Times de engenharia enfrentam decisões constantes sobre o que priorizar: novos recursos ou estabilidade? Deploy agora ou aguardar mais testes? Escalar o banco ou aceitar degradação? Sem uma definição clara de quanta falha é aceitável, essas decisões dependem de intuição, política interna ou pressão do momento:

  • Sem SLI: não há consenso sobre o que medir. "O sistema está up" pode significar que o servidor está respondendo ping enquanto 30% das requisições retornam erro 500. Métricas de infraestrutura não refletem a experiência real do usuário.
  • Sem SLO: não há meta para defender. Qualquer nível de falha é implicitamente aceitável, o que leva a sistemas progressivamente mais instáveis sem que ninguém formalize o problema.
  • Sem SLA: não há consequências formais para o provedor do serviço. Usuários e clientes não têm base para exigir compensação ou escalar problemas de confiabilidade.
  • Sem Error Budget: a decisão de fazer ou não um deploy arriscado é tomada com base em "parece ok" em vez de "temos X% de budget restante neste mês". O conceito de budget transforma a confiabilidade em recurso gerenciável.

Como funciona

SLI — Service Level Indicator

O SLI é a métrica real medida: um número que quantifica um aspecto do comportamento do sistema do ponto de vista do usuário. É a base de tudo — SLO e SLA são expressões de SLIs.

  • Disponibilidade: proporção de requisições bem-sucedidas / total de requisições.
  • Latência: proporção de requisições respondidas em menos de X ms.
  • Taxa de erros: proporção de respostas 5xx / total de respostas.
  • Throughput: volume de operações processadas por unidade de tempo.

A escolha do SLI é crítica: ele deve refletir a experiência do usuário, não a saúde da infraestrutura. O servidor pode estar "up" (CPU 5%, memória ok) enquanto o serviço retorna timeout para os usuários. O SLI correto captura o que o usuário experimenta, não o que o dashboard de infraestrutura mostra.

SLO — Service Level Objective

O SLO é a meta interna para o SLI: o alvo que a equipe de engenharia se compromete a atingir e defende operacionalmente. É definido como um valor alvo do SLI em uma janela de tempo.

Exemplos:

  • 99,9% das requisições com latência abaixo de 200ms nos últimos 30 dias.
  • Disponibilidade de 99,95% medida como proporção de requisições bem-sucedidas no mês calendário.
  • Taxa de erros abaixo de 0,1% em qualquer janela de 1 hora.

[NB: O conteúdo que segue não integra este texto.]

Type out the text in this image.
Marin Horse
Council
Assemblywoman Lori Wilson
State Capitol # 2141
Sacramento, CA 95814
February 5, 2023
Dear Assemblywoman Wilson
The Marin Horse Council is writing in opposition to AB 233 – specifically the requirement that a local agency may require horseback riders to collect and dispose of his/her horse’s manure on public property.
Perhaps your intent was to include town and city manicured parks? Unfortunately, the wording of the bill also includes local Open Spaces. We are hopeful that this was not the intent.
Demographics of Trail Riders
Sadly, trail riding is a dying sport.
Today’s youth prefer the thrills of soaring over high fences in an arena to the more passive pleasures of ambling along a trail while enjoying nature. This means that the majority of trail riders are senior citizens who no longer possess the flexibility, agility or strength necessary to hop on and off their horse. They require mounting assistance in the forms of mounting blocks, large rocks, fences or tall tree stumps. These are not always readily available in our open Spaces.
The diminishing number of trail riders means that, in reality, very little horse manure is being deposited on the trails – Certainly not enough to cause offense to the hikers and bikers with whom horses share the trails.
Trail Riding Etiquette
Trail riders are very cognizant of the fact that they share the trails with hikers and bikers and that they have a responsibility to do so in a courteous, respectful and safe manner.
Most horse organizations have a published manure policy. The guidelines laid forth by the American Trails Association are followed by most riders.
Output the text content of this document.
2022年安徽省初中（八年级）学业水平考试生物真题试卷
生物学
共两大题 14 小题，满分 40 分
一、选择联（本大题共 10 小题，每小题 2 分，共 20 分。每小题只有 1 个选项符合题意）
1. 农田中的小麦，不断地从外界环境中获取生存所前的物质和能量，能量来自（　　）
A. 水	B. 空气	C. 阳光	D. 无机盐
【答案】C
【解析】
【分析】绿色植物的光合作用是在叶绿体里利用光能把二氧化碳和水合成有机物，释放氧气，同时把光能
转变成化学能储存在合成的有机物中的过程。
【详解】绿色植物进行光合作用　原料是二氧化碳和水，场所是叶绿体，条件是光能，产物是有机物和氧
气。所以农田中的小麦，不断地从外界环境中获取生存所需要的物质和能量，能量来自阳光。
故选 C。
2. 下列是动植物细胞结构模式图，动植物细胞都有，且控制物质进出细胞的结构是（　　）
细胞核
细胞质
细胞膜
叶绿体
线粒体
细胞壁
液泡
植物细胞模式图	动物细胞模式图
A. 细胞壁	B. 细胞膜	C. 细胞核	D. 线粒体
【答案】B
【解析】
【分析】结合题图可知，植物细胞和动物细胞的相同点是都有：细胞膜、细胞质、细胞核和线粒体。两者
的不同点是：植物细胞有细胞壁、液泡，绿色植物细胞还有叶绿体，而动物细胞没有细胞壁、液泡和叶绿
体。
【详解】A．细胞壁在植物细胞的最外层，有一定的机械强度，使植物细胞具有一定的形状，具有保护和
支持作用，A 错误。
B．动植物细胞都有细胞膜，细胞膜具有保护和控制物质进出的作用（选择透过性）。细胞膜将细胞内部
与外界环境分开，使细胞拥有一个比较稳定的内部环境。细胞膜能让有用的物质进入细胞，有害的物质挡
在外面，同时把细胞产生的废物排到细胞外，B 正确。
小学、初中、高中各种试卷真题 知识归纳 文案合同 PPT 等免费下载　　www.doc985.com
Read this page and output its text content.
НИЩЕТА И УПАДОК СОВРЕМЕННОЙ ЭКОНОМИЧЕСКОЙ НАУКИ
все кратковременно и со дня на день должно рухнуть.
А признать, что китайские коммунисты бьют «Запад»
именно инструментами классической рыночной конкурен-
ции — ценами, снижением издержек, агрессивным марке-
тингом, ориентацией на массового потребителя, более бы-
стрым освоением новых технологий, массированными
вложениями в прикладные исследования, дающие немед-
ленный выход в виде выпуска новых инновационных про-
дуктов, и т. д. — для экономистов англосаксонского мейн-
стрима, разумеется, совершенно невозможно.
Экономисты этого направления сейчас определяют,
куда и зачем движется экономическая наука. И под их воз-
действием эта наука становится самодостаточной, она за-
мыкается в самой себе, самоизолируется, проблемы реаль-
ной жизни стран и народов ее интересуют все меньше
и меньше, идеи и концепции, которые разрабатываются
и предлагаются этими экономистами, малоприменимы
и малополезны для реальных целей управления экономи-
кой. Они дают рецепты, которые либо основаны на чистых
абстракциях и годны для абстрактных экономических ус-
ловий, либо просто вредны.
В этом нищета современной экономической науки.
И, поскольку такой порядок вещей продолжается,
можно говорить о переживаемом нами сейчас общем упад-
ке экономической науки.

O SLO é uma meta interna — não é o contrato com o cliente, mas é o que a engenharia trata como limite. Quando o SLO está sendo violado, é o sinal para acionar on-call, paralisar deploys e priorizar estabilidade sobre funcionalidades.

SLA — Service Level Agreement

O SLA é o contrato externo com o cliente ou usuário. É baseado nos SLOs, mas com margem de segurança: o SLA é menos restritivo que o SLO interno, porque a equipe precisa de espaço para falhar no SLO sem imediatamente violar o contrato.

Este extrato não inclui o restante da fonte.